The problem: parse all the elements in the string ‘a,b,c,#d,e#,f,g’ separated by commas, but when a comma appears between two ‘#’ characters, then the comma is part of the element. Also ‘#’ can only appear at the beginning and end of an element.
Expected output (one element per line):
a
b
c
#d,e#
f
g
This problem can be solved with a loop over each character in the string; special attention should be given the element starting with ‘#’, and mark its presence until next ‘#’ is met to identify the element.
But I want to solve this in a simpler way, using the Perl strength in regular expression. So I searched google and found a great summary page of Perl regular expression. I found that conditional expression is useful in this case. Basically, the conditional regular expression has the format:
(?(condition)yes-pattern|no-pattern)
so matching which pattern depends on the test of the condition. For my case, I wrote the following code:
perl -e ‘$s=”a,b,c,#d,e#,f,g”; while($s=~/(?(?=#)(#[^#]*#)|([^,]*)),?/gc) {$r=$&; $r =~ s/,$//; print “$r\n”; }’

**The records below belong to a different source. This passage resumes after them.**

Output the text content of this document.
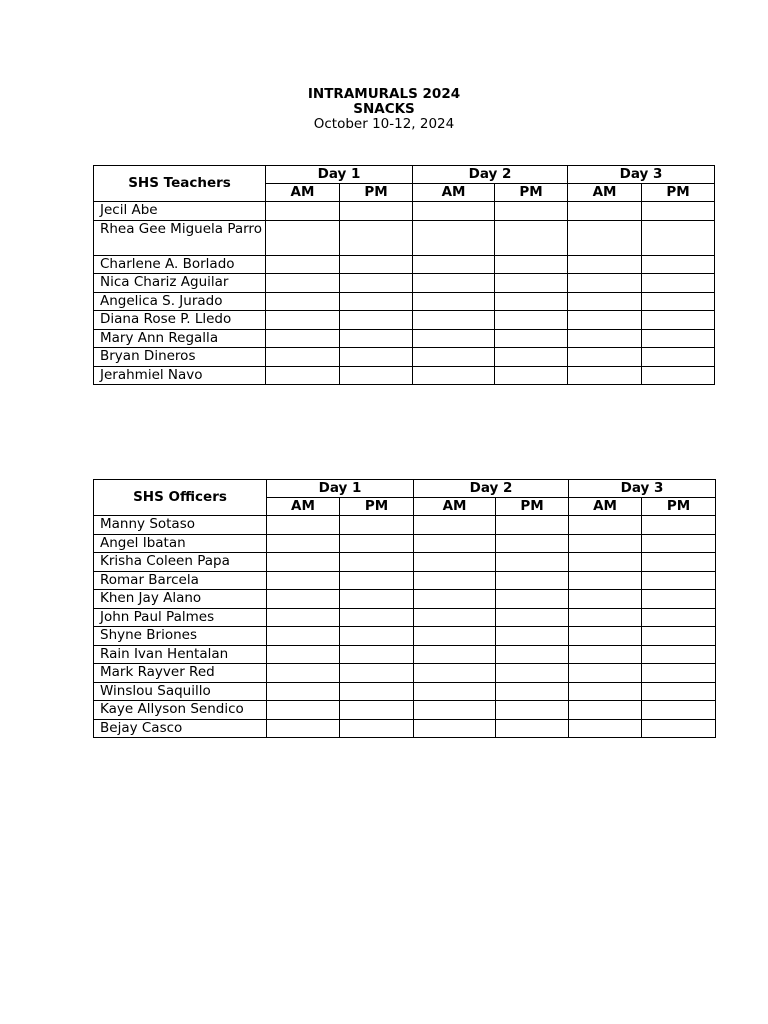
INTRAMURALS 2024
SNACKS
October 10-12, 2024
SHS Teachers	Day 1		Day 2		Day 3	
	AM	PM	AM	PM	AM	PM
Jecil Abe						
Rhea Gee Miguela Parro						
Charlene A. Borlado						
Nica Chariz Aguilar						
Angelica S. Jurado						
Diana Rose P. Lledo						
Mary Ann Regalla						
Bryan Dineros						
Jerahmiel Navo						
SHS Officers	Day 1		Day 2		Day 3	
	AM	PM	AM	PM	AM	PM
Manny Sotaso						
Angel Ibatan						
Krisha Coleen Papa						
Romar Barcela						
Khen Jay Alano						
John Paul Palmes						
Shyne Briones						
Rain Ivan Hentalan						
Mark Rayver Red						
Winslou Saquillo						
Kaye Allyson Sendico						
Bejay Casco						
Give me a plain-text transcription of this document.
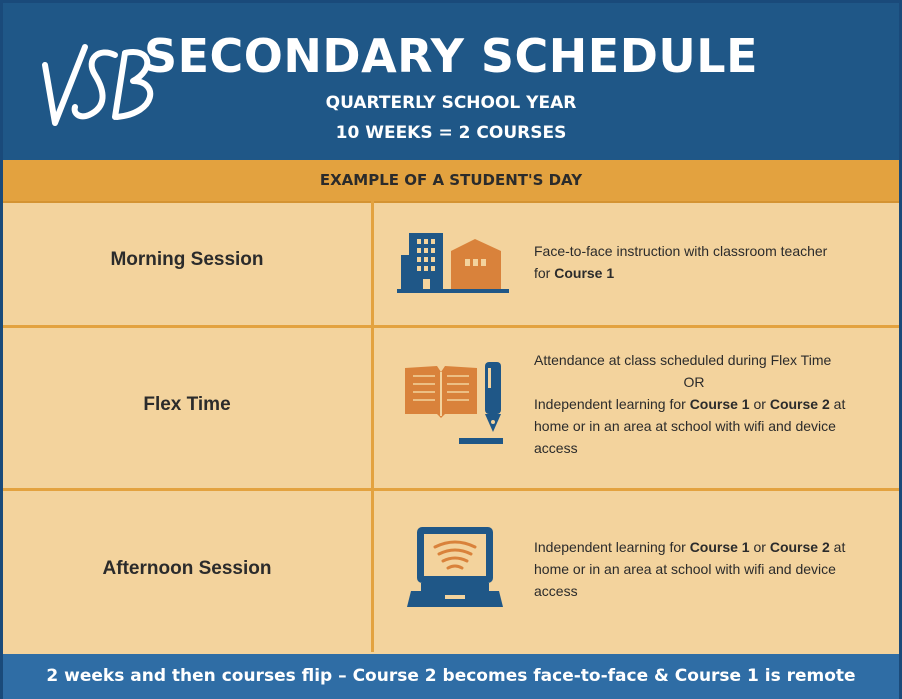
SECONDARY SCHEDULE
QUARTERLY SCHOOL YEAR
10 WEEKS = 2 COURSES
EXAMPLE OF A STUDENT'S DAY
Morning Session	Face-to-face instruction with classroom teacher
for Course 1
Flex Time
Attendance at class scheduled during Flex Time

OR
Independent learning for Course 1 or Course 2 at
home or in an area at school with wifi and device
access
Afternoon Session
Independent learning for Course 1 or Course 2 at
home or in an area at school with wifi and device
access
2 weeks and then courses flip – Course 2 becomes face-to-face & Course 1 is remote
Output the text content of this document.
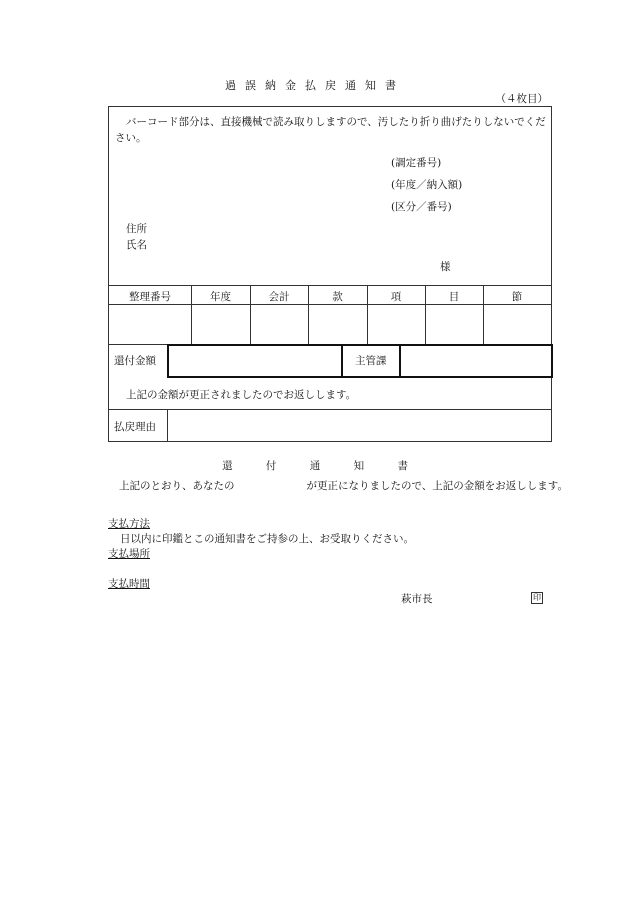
過誤納金払戻通知書
（４枚目）
バーコード部分は、直接機械で読み取りしますので、汚したり折り曲げたりしないでください。
(調定番号)
(年度／納入額)
(区分／番号)
住所
氏名
様
整理番号	年度	会計	款	項	目	節
還付金額	主管課
上記の金額が更正されましたのでお返しします。
払戻理由
還	付	通	知	書
上記のとおり、あなたの	が更正になりましたので、上記の金額をお返しします。
支払方法
日以内に印鑑とこの通知書をご持参の上、お受取りください。
支払場所
支払時間
萩市長	印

and got expected result. Here in addition to conditional expression, I also used the look-ahead matching (?=#) to test whether a hashtag ‘#’ is ahead as the test condition.
Then I realized that this code is not that clean, as I need post-process the whole matched string (stored in variable $&), so I simplify the code to
perl -e ‘$s=”a,b,c,#d,e#,f,g”; while($s=~/(?|(#[^#]*#)|([^,]*)),?/gc) {print $1, “\n”; }’
which does not use conditional expression at all, but use a feature called branch reset (see the above summary page link for details). It has the format
(?|pattern)
which resets the indices of ‘|’ divided sub-expressions (those generated by parentheses ‘(‘ and ‘)’) in the ‘pattern’. Note that in my pattern, I have two alternative sub-expression ‘(#[^#]*#)’ and ‘([^,]*))’ separated by ‘|’. Without branch reset, these two have index 1 and 2 respectively, and accordingly $1 and $2 are needed for referring to the matched strings, but only one of them will have value in each matching. To use the same index for the result (here $1 always), I use the branch reset, which resets the index of the second sub-expression to 1.
Very cool!!
Please let me know your solution for this problem. I believe better solution always exists.
Note that I used Perl version v5.18.2 to test these examples. Older versions such as v5.8.8 may not work because of not recognizing these fantastic syntaxes.